Using Nuclear Power (Errr... Thermal Batteries;)) to Bake Tar Sands


It's called "Mordor of the North:" a vast environmental holocaust larger than Florida, stripped of forests, scarred from mining, with polluted "seas" that place Down Chemical high on Patrick Moore's best environmental stewards list. But since we're too lazy to got back to 19th century farming, and with renewals still out of reach for a bit, we regrettably have no choice but to rely on the blood of the earth - even if... sometimes, and tragically, that mean literally beating that blood out of Mother Nature's face.

Vast amounts of natural gas are required during tar sands' separation process, where water is superheated into steam to separate the bitum; egg heads grind gears day and night researching improved/alternative methods to reduce costs.
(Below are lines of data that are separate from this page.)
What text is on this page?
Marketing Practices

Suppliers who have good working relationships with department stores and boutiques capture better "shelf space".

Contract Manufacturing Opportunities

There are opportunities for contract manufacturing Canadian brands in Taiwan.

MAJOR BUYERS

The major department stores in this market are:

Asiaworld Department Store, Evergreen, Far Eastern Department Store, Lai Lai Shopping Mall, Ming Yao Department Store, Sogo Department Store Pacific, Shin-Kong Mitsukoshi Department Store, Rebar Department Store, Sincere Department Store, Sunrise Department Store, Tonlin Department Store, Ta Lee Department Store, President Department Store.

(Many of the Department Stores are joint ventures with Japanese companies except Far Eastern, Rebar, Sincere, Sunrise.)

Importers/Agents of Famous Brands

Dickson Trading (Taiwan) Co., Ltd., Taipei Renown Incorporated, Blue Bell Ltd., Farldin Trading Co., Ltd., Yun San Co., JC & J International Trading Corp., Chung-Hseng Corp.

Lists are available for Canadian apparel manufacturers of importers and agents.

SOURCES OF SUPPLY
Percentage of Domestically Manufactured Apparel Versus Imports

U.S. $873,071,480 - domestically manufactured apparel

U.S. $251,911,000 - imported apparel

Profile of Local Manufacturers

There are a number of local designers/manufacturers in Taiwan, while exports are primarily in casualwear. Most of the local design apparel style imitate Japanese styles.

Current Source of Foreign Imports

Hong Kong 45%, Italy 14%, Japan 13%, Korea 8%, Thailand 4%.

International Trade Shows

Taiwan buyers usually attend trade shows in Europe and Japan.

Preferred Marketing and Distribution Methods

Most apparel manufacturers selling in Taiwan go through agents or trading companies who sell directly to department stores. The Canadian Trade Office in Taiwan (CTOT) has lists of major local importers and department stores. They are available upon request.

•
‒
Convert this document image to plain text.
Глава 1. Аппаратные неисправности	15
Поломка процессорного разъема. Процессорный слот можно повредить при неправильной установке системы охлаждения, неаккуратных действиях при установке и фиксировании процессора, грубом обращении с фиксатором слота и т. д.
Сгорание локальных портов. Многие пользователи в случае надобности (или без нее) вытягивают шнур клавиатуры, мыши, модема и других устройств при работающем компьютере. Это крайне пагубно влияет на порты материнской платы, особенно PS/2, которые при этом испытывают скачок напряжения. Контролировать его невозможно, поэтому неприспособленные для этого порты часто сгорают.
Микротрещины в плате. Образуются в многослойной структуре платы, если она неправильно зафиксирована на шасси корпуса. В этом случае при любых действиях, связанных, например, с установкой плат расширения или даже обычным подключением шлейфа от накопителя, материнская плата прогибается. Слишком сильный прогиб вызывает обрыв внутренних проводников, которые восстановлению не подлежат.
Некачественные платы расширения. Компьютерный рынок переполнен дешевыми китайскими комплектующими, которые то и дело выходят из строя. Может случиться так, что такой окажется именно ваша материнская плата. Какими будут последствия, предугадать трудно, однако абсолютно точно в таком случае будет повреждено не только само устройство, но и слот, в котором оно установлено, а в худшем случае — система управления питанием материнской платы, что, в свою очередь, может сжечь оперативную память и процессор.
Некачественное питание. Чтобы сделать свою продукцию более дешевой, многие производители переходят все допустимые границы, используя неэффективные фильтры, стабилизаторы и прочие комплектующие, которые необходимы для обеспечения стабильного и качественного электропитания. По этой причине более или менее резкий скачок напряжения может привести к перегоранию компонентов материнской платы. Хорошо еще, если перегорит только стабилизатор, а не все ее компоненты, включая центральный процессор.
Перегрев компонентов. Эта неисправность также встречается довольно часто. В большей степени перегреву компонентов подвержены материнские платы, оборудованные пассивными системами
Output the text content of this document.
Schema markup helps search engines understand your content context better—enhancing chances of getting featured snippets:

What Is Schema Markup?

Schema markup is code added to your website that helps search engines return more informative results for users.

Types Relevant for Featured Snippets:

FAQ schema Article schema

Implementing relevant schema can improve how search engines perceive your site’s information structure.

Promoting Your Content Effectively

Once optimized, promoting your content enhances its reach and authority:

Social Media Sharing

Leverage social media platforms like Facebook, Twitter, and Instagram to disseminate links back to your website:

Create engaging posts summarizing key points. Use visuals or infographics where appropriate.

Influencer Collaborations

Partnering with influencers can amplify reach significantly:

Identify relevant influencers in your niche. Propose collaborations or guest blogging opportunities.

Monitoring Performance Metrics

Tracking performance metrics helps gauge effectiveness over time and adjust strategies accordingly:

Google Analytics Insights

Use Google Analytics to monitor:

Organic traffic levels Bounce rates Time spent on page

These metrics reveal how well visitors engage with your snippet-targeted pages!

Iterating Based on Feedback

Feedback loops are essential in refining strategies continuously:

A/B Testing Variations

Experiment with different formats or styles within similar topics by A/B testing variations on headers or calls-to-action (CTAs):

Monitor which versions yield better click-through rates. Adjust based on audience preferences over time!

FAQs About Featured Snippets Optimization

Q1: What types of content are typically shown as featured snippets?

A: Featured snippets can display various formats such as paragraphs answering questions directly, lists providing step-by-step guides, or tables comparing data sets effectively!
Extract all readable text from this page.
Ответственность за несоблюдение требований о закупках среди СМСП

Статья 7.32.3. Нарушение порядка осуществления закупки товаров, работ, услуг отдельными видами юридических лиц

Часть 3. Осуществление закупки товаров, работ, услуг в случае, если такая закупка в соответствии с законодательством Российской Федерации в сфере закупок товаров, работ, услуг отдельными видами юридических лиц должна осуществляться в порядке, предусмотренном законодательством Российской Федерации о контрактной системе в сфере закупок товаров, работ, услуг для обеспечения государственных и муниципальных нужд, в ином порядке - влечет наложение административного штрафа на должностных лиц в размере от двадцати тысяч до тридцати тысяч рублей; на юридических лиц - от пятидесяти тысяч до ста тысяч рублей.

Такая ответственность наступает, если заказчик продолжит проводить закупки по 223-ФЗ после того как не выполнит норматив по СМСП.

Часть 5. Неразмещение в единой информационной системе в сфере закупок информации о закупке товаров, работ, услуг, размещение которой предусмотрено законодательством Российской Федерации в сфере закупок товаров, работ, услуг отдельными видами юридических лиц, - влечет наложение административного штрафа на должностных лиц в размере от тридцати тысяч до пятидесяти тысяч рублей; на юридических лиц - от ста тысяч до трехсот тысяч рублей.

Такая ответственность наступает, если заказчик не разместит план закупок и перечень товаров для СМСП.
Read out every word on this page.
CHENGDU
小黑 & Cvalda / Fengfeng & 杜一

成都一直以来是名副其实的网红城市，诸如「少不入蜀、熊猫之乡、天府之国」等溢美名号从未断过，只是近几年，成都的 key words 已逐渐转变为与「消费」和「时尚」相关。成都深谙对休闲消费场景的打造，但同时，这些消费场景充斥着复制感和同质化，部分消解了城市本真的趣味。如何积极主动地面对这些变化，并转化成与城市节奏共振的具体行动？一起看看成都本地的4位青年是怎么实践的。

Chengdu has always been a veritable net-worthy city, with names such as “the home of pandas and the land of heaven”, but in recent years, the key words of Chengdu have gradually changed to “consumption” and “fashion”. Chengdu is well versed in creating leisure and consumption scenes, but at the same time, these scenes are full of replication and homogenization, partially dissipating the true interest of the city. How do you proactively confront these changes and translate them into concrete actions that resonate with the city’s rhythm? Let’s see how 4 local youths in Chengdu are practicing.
Hyperion has floated this idea: use a hot-tub sized nuclear generator, placed underground, to power the process to sip oil out of tar sands, displacing the need to transport and burn natural gas.


Excerpt found below:

Yeah, it’s an unusual target market — and Hyperion is an unusual company. Hyperion claims that those mining an average oil field could save as much as $2 billion a year if they used the company’s technology instead of natural gas to power the process. Oil fields are also remote locations, where the costs of transporting fuel for power cut into the bottom line.

Tar sands developers, like the military, which Hyperion is also targeting, could also be, for lack of a better word, less squeamish about controversial forms of power — the industry is already routinely the target of attack by environmentalists.
But Hyperion also appears to be trying to distance its marketing from the “nuclear” elephant in the room. The term nuclear does not appear once on its latest news release — surprising, given it’s the crux of the technology. Instead it’s using terms like “thermal battery,” explaining the module as one that utilizes the “energy of low-enriched uranium fuel.” We figure anyone who’s going to plunk down $25 million for the device would figure it out.

Deliveries are expected to hit 2014, pushed back from 2013.

Some will undoubtedly find this controversial, but Canadian tar sand extraction and processing is already controversial enough. Wouldn't we rather use nuclear power - which commits no greenhouse emissions, and has plenty of uranium at disposal (this is Canada) - for tar sand processing over natural gas, which does contribute CO2 emissions and is in finite (though ludicrous) quantities? Smell the air of "Modor of the North," wither your lungs like Golem, decide for yourself.